Wednesday, April 4, 2012

Mississippi John Hurt

Genre: The Blues
Sounds like: Fred McDowell, Skip James

I've been listening to a lot of blues lately which is hard to write about - it's been around awhile and it basically had it's heydey about 50 years ago. I'm very suspicious of any genre that inspired vapid British arena rock played by white guys with big hair and loud guitars. It's funny how basically the most humble of all music was the direct cause of so much dumb classic rock. There's an interesting parallel here: folk and blues in the 1960's is basically equivalent to rap/hip hop in the 2000's. Think about it. Blues basically sprouted out of black peoples' horrible existence as the dirt poor of the south. Hip hop started from the ghettos in big cities across the country. They both were eventually co-opted by big labels into a money making machine designed to sell records to white high schoolers. In very few instances do the modern versions represent anything close to the original intent - less feeling, more capitalism. But I digress.

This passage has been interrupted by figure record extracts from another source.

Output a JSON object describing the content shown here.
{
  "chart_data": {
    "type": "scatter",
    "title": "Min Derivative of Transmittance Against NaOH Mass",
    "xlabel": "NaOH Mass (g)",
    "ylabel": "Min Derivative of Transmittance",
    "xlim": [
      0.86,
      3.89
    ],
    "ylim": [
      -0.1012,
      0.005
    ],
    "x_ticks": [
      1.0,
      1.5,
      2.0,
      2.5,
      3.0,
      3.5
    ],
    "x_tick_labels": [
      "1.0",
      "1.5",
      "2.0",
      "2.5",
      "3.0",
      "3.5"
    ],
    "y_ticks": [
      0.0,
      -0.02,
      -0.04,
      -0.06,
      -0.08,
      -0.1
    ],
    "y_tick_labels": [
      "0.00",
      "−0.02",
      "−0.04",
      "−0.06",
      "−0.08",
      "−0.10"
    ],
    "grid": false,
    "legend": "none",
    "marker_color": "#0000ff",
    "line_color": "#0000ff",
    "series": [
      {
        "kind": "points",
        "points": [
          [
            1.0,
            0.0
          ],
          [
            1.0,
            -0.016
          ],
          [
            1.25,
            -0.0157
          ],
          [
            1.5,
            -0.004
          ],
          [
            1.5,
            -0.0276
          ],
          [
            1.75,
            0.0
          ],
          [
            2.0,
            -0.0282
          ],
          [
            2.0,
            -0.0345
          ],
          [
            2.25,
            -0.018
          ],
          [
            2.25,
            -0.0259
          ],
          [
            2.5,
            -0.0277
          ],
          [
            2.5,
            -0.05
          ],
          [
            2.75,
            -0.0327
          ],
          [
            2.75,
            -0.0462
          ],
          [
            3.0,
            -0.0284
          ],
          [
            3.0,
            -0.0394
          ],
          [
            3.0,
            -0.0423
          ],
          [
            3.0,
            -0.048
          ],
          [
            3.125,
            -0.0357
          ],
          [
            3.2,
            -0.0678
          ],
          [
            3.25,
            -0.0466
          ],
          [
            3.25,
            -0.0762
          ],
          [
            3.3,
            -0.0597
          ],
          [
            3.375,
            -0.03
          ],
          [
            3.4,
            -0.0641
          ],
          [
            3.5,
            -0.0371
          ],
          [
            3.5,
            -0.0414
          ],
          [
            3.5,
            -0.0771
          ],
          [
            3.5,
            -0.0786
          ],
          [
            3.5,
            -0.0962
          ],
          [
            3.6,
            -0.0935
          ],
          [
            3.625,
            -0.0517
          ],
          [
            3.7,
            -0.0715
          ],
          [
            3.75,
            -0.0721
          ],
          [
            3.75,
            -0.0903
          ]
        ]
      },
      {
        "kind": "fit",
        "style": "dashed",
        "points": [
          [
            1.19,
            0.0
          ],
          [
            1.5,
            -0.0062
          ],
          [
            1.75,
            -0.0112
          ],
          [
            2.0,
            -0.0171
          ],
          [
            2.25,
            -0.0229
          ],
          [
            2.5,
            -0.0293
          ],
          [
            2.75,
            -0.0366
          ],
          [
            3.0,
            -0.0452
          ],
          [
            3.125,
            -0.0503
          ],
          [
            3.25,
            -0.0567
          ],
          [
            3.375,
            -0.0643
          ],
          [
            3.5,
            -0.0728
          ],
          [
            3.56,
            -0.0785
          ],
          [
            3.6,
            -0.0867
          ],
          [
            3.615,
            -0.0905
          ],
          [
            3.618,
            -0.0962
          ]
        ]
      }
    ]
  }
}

Everything I know about Mississippi John Hurt comes from his Wikipedia page but I'll summarize it here: he was a sharecropper his whole life and recorded like one song in the 1920s. The depression hit and he went back to farming for awhile. In 1963 some random white guy found one of his old records, tracked him down and convinced him to start recording again. He had some success in the "American Folk Revival" until he died a couple years later. He's basically the man when it comes to great fingerstyle guitar and I'll just stop writing and post some music.